Thalassemia, a hereditary blood disorder, is highly prevalent in Pakistan, where the carrier rate ranges from 5-7%. However, the lack of reliable epidemiological data limits effective healthcare planning. This study aimed to determine the frequency and characteristics of β-thalassemia trait among the male population of Bahawalpur. A descriptive prospective study was conducted with a sample size of 50 individuals, from three regions of Bahawalpur (Noor Mehal, Faisal Colony, and Main City). Blood samples were collected and analyzed using complete blood count (CBC), hemoglobin electrophoresis, and G6PD screening. An HbA₂ level >3.5% was used as the cut-off for β-thalassemia trait.
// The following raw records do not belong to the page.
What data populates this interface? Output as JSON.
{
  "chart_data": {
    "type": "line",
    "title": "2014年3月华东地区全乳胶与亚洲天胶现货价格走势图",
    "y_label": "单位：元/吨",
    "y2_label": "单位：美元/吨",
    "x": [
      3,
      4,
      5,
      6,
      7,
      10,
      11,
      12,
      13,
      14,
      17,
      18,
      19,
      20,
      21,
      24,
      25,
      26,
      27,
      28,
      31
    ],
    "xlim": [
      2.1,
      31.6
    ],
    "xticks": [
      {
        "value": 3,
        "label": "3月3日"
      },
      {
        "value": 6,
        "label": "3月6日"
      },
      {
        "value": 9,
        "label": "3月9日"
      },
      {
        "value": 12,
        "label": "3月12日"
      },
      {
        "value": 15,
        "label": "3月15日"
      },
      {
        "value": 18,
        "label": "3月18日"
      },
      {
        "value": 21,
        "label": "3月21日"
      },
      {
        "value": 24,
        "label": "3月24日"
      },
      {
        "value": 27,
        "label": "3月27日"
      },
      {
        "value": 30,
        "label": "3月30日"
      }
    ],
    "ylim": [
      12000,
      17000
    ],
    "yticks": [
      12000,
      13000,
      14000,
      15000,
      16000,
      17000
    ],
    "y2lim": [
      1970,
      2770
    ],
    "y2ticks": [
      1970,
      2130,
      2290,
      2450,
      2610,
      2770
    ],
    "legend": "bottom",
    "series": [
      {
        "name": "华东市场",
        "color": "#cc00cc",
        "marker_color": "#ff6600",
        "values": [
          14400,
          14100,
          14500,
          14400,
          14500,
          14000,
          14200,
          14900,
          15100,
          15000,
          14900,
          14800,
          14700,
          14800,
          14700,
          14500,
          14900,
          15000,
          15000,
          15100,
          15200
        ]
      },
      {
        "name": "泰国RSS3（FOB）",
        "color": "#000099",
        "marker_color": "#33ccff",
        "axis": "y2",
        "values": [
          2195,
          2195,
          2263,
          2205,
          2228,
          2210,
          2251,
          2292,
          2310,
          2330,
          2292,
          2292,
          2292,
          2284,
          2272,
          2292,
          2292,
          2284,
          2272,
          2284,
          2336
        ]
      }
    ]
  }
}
This study highlights a measurable presence of β-thalassemia trait, anemia, and G6PD deficiency among the male population of Bahawalpur. The results showed that 8% of participants were β-thalassemia carriers, 18% were anemic, and 6% had G6PD deficiency. The highest frequency of thalassemia trait and anemia was observed in the Noor Mehal region, while G6PD deficiency was more prevalent in Faisal Colony. These findings indicate regional variation in hematological disorders and emphasize the need for targeted screening and awareness programs. Moreover, incorporation of advanced diagnostic techniques, such as molecular screening, is recommended for precise detection of thalassemia and G6PD mutations.